The harness-over-model pattern is not new. It descends from the Simplex architecture (Sha, 2001), from run-time assurance as codified in ASTM F3269, and from shielding in reinforcement learning (Alshiekh et al., 2018). The output-validation mechanism is an instance of policy-as-code (Open Policy Agent) and of constrained-output tooling such as NeMo Guardrails.
Two things set this work apart from those classical formulations:
- It bounds catastrophic failure rather than guaranteeing safety. Classical Simplex and RTA assume a formally verified safety controller and a computable safe-recovery region. Those assumptions break down when the high-performance controller is an LLM reasoning over an open-world domain. The harness is positioned to bound failure, not prove safety, and the Failure Mode and Threat Matrices exist to make the residual coverage gaps explicit.
- The Utility Monitor treats over-restriction as a measured failure mode. A supervisor so conservative it destroys the system's value is its own failure (Utility Decay). The classical safety-supervisor literature optimizes for safety alone and has no equivalent concept; instrumenting the safety-versus-value tradeoff is where this work aims to add something new.

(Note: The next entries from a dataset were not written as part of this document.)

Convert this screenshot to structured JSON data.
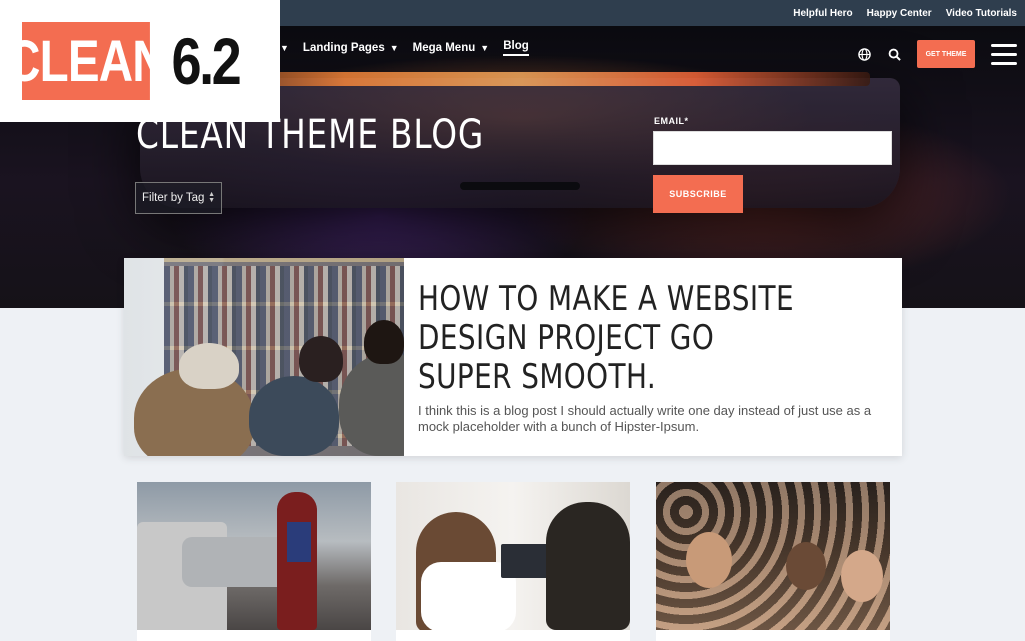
{
  "topbar": {
    "links": [
      "Helpful Hero",
      "Happy Center",
      "Video Tutorials"
    ]
  },
  "logo": {
    "word": "CLEAN",
    "version": "6.2"
  },
  "nav": {
    "items": [
      {
        "label": "Landing Pages",
        "has_dropdown": true
      },
      {
        "label": "Mega Menu",
        "has_dropdown": true
      },
      {
        "label": "Blog",
        "active": true
      }
    ],
    "get_theme_label": "GET THEME",
    "icons": [
      "globe-icon",
      "search-icon",
      "hamburger-menu-icon"
    ]
  },
  "hero": {
    "title": "CLEAN THEME BLOG",
    "filter_label": "Filter by Tag",
    "email_label": "EMAIL*",
    "email_value": "",
    "subscribe_label": "SUBSCRIBE"
  },
  "featured": {
    "title": "HOW TO MAKE A WEBSITE DESIGN PROJECT GO SUPER SMOOTH.",
    "excerpt": "I think this is a blog post I should actually write one day instead of just use as a mock placeholder with a bunch of Hipster-Ipsum."
  },
  "colors": {
    "accent": "#f36d51",
    "topbar": "#2f3e4e",
    "page_bg": "#eef1f5"
  }
}
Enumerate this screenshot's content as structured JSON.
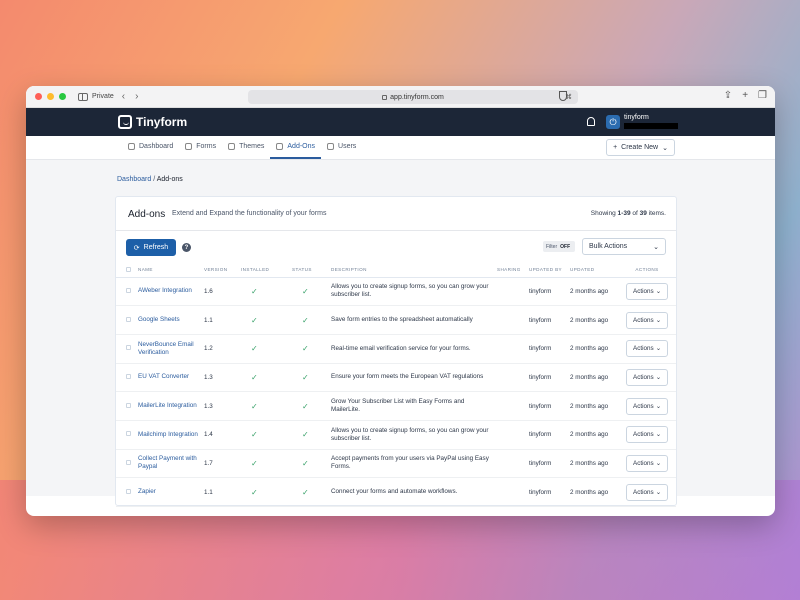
{
  "browser": {
    "private_label": "Private",
    "url": "app.tinyform.com",
    "url_right": "⌘"
  },
  "app": {
    "logo_text": "Tinyform",
    "user_name": "tinyform"
  },
  "subnav": {
    "items": [
      {
        "label": "Dashboard",
        "icon": "home-icon"
      },
      {
        "label": "Forms",
        "icon": "form-icon"
      },
      {
        "label": "Themes",
        "icon": "palette-icon"
      },
      {
        "label": "Add-Ons",
        "icon": "puzzle-icon",
        "active": true
      },
      {
        "label": "Users",
        "icon": "users-icon"
      }
    ],
    "create_label": "Create New"
  },
  "breadcrumb": {
    "parent": "Dashboard",
    "separator": "/",
    "current": "Add-ons"
  },
  "card": {
    "title": "Add-ons",
    "subtitle": "Extend and Expand the functionality of your forms",
    "showing_prefix": "Showing",
    "showing_range": "1-39",
    "showing_of": "of",
    "showing_total": "39",
    "showing_suffix": "items."
  },
  "toolbar": {
    "refresh_label": "Refresh",
    "help": "?",
    "filter_label": "Filter",
    "filter_state": "OFF",
    "bulk_actions": "Bulk Actions"
  },
  "table": {
    "headers": {
      "name": "Name",
      "version": "Version",
      "installed": "Installed",
      "status": "Status",
      "description": "Description",
      "sharing": "Sharing",
      "updated_by": "Updated By",
      "updated": "Updated",
      "actions": "Actions"
    },
    "rows": [
      {
        "name": "AWeber Integration",
        "version": "1.6",
        "description": "Allows you to create signup forms, so you can grow your subscriber list.",
        "updated_by": "tinyform",
        "updated": "2 months ago",
        "action": "Actions"
      },
      {
        "name": "Google Sheets",
        "version": "1.1",
        "description": "Save form entries to the spreadsheet automatically",
        "updated_by": "tinyform",
        "updated": "2 months ago",
        "action": "Actions"
      },
      {
        "name": "NeverBounce Email Verification",
        "version": "1.2",
        "description": "Real-time email verification service for your forms.",
        "updated_by": "tinyform",
        "updated": "2 months ago",
        "action": "Actions"
      },
      {
        "name": "EU VAT Converter",
        "version": "1.3",
        "description": "Ensure your form meets the European VAT regulations",
        "updated_by": "tinyform",
        "updated": "2 months ago",
        "action": "Actions"
      },
      {
        "name": "MailerLite Integration",
        "version": "1.3",
        "description": "Grow Your Subscriber List with Easy Forms and MailerLite.",
        "updated_by": "tinyform",
        "updated": "2 months ago",
        "action": "Actions"
      },
      {
        "name": "Mailchimp Integration",
        "version": "1.4",
        "description": "Allows you to create signup forms, so you can grow your subscriber list.",
        "updated_by": "tinyform",
        "updated": "2 months ago",
        "action": "Actions"
      },
      {
        "name": "Collect Payment with Paypal",
        "version": "1.7",
        "description": "Accept payments from your users via PayPal using Easy Forms.",
        "updated_by": "tinyform",
        "updated": "2 months ago",
        "action": "Actions"
      },
      {
        "name": "Zapier",
        "version": "1.1",
        "description": "Connect your forms and automate workflows.",
        "updated_by": "tinyform",
        "updated": "2 months ago",
        "action": "Actions"
      }
    ]
  },
  "colors": {
    "header_bg": "#1c2637",
    "accent": "#1d5fa8",
    "link": "#2b5c9e",
    "check": "#38a169"
  }
}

| Document | Description |
|---|---|
| Technical Architecture Brief | Full architecture specification with diagrams, interface contracts, and design rationale |
| Network to Model Interface | Interface contract between the network and model output layers |
| Model to Harness Interface | Interface contract between the model output layer and the deterministic harness |
| Failure Mode Matrix | 12 identified fault modes with detection thresholds and three-tier response protocols |
| Threat Matrix | 15 identified threats mapped to architectural controls, including cascading and governance risks |
This is a high-level architecture, not a tutorial or a drop-in implementation. The pattern was developed against a single cyber-physical case (CNC thermal monitoring); the layering generalizes to other high-stakes domains — autonomous vehicles, medical diagnosis, financial trading — but the physical-grounding mechanisms (Digital Twin, cross-modal sensor fusion) do not transfer for free. Each new domain must supply its own ground-truth substitute.

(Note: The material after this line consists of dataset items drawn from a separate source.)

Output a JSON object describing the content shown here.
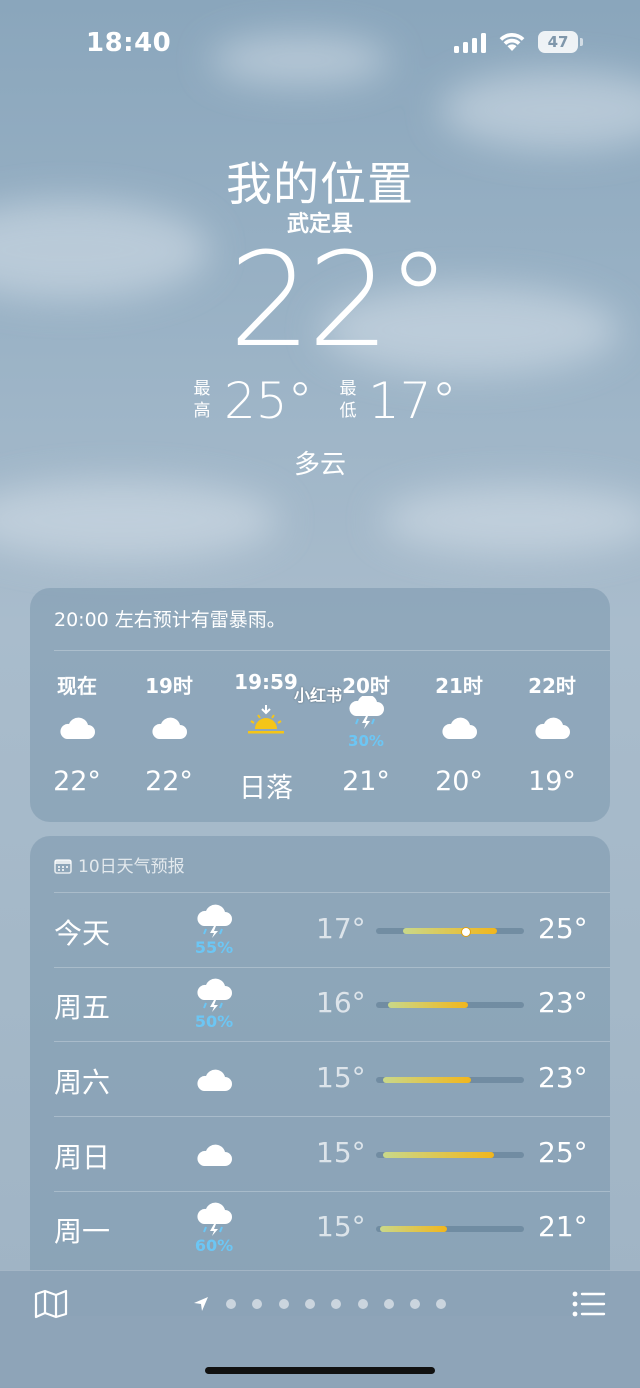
{
  "status_bar": {
    "time": "18:40",
    "battery": "47",
    "signal_icon": "signal-bars-icon",
    "wifi_icon": "wifi-icon"
  },
  "location": {
    "title": "我的位置",
    "subtitle": "武定县"
  },
  "current": {
    "temperature": "22°",
    "high_caption_1": "最",
    "high_caption_2": "高",
    "high": "25°",
    "low_caption_1": "最",
    "low_caption_2": "低",
    "low": "17°",
    "condition": "多云"
  },
  "hourly_card": {
    "alert": "20:00 左右预计有雷暴雨。",
    "hours": [
      {
        "label": "现在",
        "icon": "cloud-icon",
        "value": "22°"
      },
      {
        "label": "19时",
        "icon": "cloud-icon",
        "value": "22°"
      },
      {
        "label": "19:59",
        "icon": "sunset-icon",
        "value": "日落"
      },
      {
        "label": "20时",
        "icon": "thunderstorm-icon",
        "precip": "30%",
        "value": "21°"
      },
      {
        "label": "21时",
        "icon": "cloud-icon",
        "value": "20°"
      },
      {
        "label": "22时",
        "icon": "cloud-icon",
        "value": "19°"
      }
    ]
  },
  "watermark": "小红书",
  "daily_card": {
    "header": "10日天气预报",
    "header_icon": "calendar-icon",
    "days": [
      {
        "day": "今天",
        "icon": "thunderstorm-icon",
        "precip": "55%",
        "low": "17°",
        "high": "25°",
        "range_start": 0.18,
        "range_end": 0.82,
        "current_marker": 0.6
      },
      {
        "day": "周五",
        "icon": "thunderstorm-icon",
        "precip": "50%",
        "low": "16°",
        "high": "23°",
        "range_start": 0.08,
        "range_end": 0.62
      },
      {
        "day": "周六",
        "icon": "cloud-icon",
        "low": "15°",
        "high": "23°",
        "range_start": 0.05,
        "range_end": 0.64
      },
      {
        "day": "周日",
        "icon": "cloud-icon",
        "low": "15°",
        "high": "25°",
        "range_start": 0.05,
        "range_end": 0.8
      },
      {
        "day": "周一",
        "icon": "thunderstorm-icon",
        "precip": "60%",
        "low": "15°",
        "high": "21°",
        "range_start": 0.03,
        "range_end": 0.48
      }
    ]
  },
  "bottom_bar": {
    "map_icon": "map-icon",
    "location_icon": "location-arrow-icon",
    "page_dots": 9,
    "list_icon": "list-icon"
  },
  "colors": {
    "precip": "#6cc6f4",
    "sun": "#f5c518",
    "bar_cool": "#c9d88a",
    "bar_warm": "#f2b61c"
  }
}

Explicitly out of scope: training-time data security, model alignment and underlying capabilities, supply-chain security beyond the network layer, and systematic prompt-level red-teaming.

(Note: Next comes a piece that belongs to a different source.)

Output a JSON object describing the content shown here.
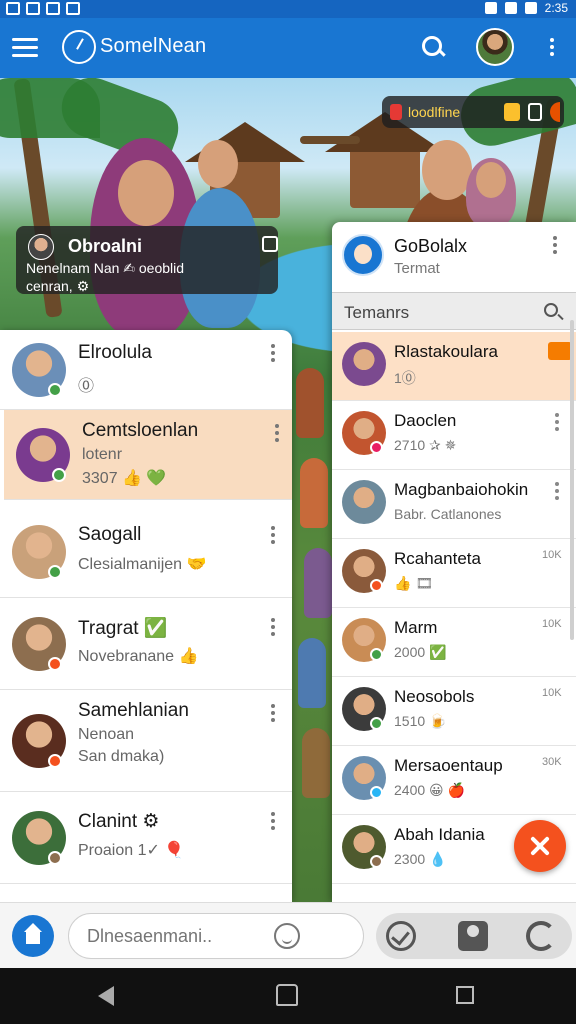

Contributions are welcome. Open an issue for bugs or suggestions, or fork and submit a pull request. Please keep contributions aligned with the project's security and privacy principles.
I'm Bob Scheller. I lead enablement platforms at Merck Animal Health, where I am the primary inventor on the patent for the Whisper biosensor — an ML-based animal-health monitoring system. I am leading data platform and software development teams supporting commercial, manufacturing and R&D activities in 30+ countries. The work in this repository is personal and independent, and does not represent my employer.
This proposal comes out of a specific kind of experience: shipping a probabilistic ML system into real-world, physically-grounded deployment at scale, and watching where the gap between "the model is usually right" and "the system must never do the wrong thing" actually bites. Sensor disagreement, jurisdictional data boundaries, the slow drift between a model's training distribution and the world it runs in, and the commercial reality that a safety layer too conservative to ship is its own kind of failure — these aren't abstractions to me. The Deterministic Harness generalizes the patterns that mattered in that deployment into an architecture for agentic systems, where both the autonomy and the stakes are higher.
I'm publishing it as a proposal rather than a finished system because I'd rather have the coverage gaps argued over in public than papered over.